Mr Lanier said Johnson & Johnson had spent 40 years covering up evidence of asbestos in some of its talcum-based products and should mark those products with warning labels or focus on powders made with cornstarch. This was the first trial to argue that talc in baby powder contains cancer-causing asbestos.
In a statement, it described the trial as 'a fundamentally unfair process that allowed plaintiffs to present a group of 22 women, most of whom had no connection to Missouri, in a single case all alleging that they developed ovarian cancer'.
While the more than US$4 billion punitive-damage verdict will grab the headlines, the jury's decision that asbestos in J&J's Baby Powder caused the women's ovarian cancer may be a bigger, long-term concern, said Jean Eggen, a Widener University law professor who teaches about mass-tort cases.
To place the size of Thursday's verdict in perspective, the award would equal about 6.1% of the multi-national company's roughly $76.5 billion in 2017 reported revenue.
Six of the women have died; nearly all of the rest, along with friends and relatives, were in the courtroom Thursday.
'The company should pull talc from the market before causing further anguish, harm, and death from a bad disease'.
The company faces around 9,000 of these cases.
Although J&J has fought suits blaming cancer on its iconic baby powder in the past, investors haven't reacted to courtroom losses.
The claims rest on the fact that talc, a clay mineral, is often found in deposits alongside asbestos ore, which definitely is a cancer risk.
They said they later developed ovarian cancer.
Asbestos is a carcinogen that sometimes appears in natural talc but was stripped from commercial talc products in the 1970s, according to the American Cancer Society.
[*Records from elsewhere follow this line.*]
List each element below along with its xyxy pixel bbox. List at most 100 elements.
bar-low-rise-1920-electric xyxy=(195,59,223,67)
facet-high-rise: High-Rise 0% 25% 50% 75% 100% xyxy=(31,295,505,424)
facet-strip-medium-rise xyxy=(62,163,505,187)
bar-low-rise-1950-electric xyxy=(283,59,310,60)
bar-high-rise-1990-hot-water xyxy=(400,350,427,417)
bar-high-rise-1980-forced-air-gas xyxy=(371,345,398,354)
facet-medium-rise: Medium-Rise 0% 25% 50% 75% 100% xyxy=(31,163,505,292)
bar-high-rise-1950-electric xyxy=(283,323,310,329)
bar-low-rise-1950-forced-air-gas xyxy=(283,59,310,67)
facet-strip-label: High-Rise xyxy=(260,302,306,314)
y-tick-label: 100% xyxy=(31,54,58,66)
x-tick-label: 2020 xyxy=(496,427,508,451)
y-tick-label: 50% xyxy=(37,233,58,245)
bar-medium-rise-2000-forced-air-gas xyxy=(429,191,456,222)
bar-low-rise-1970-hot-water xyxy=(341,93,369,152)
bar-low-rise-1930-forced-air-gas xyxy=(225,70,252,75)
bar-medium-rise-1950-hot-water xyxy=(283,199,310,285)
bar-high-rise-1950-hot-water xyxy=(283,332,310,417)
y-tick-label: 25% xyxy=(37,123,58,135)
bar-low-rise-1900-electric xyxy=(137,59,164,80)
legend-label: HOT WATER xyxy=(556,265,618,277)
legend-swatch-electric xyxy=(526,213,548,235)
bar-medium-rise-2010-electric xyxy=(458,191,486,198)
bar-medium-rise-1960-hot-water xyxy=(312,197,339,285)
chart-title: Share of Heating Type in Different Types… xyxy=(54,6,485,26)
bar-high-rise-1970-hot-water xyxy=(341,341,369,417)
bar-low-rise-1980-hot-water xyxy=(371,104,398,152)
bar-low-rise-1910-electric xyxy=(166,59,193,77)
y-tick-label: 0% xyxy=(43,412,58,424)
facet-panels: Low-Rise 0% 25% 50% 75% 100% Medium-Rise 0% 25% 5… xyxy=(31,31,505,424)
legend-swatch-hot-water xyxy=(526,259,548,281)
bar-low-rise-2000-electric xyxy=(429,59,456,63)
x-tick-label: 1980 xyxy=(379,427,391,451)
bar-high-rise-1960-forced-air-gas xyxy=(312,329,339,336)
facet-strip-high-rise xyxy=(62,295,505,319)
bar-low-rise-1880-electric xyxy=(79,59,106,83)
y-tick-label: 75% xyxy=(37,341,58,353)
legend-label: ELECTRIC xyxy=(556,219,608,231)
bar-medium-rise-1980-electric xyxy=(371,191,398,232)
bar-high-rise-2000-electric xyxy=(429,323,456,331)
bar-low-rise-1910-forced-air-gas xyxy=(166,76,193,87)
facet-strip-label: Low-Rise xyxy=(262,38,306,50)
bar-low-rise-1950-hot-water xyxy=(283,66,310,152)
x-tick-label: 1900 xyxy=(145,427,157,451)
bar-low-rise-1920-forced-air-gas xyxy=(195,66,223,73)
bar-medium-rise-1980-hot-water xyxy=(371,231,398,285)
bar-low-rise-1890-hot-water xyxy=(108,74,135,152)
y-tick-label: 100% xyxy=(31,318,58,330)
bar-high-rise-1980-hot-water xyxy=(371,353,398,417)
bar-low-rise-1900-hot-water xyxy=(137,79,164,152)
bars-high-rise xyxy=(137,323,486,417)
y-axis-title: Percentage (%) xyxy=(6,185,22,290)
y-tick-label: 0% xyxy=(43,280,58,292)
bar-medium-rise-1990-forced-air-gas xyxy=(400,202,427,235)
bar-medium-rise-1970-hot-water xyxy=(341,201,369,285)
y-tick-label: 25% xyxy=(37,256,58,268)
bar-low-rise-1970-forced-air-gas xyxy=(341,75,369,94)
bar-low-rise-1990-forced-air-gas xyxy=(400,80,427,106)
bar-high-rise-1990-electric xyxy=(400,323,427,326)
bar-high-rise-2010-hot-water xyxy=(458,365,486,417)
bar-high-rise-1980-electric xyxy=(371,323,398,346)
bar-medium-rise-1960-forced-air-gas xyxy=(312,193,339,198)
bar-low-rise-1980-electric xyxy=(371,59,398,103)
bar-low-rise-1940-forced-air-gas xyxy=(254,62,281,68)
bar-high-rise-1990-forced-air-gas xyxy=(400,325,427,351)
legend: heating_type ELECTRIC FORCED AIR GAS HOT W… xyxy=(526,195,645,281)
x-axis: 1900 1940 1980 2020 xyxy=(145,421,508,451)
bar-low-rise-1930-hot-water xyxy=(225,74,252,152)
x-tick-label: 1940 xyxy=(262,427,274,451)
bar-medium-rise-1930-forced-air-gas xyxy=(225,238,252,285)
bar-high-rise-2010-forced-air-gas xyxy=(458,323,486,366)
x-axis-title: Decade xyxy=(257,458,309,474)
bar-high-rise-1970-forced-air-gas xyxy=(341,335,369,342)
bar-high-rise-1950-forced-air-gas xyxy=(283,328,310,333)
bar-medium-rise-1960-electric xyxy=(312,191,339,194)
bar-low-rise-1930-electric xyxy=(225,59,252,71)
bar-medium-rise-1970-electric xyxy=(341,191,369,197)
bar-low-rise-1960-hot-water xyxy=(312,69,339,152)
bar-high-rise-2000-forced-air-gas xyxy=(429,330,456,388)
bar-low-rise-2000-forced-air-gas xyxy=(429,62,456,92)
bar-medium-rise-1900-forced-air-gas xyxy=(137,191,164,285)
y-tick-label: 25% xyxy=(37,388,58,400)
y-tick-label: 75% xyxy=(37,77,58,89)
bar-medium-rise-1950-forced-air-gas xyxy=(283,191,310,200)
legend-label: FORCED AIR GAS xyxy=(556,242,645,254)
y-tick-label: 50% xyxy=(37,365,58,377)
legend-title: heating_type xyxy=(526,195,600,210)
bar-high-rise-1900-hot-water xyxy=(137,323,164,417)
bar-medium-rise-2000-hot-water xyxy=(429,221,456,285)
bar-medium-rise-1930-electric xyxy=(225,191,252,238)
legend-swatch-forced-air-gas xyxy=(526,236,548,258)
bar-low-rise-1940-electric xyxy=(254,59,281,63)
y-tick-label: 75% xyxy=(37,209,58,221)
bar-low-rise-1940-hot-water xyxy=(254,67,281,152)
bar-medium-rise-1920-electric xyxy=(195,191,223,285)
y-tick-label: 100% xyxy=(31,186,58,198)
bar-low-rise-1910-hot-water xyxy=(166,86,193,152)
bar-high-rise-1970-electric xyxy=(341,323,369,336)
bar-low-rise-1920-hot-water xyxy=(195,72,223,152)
However, there are questions about whether asbestos-free talc, which is the form used in modern products, poses a similar risk, according to the association.
The latest case, called Ingham v. Johnson & Johnson and named for plaintiff Gail Lucille Ingham, was the first to claim that plaintiffs were heavily exposed to asbestos through years of dusting powder on their babies or themselves-and that this led them to contract ovarian cancer. Several other cases have involved sizeable damages, including a $417 million verdict reached by jurors in Los Angeles County Superior Court past year.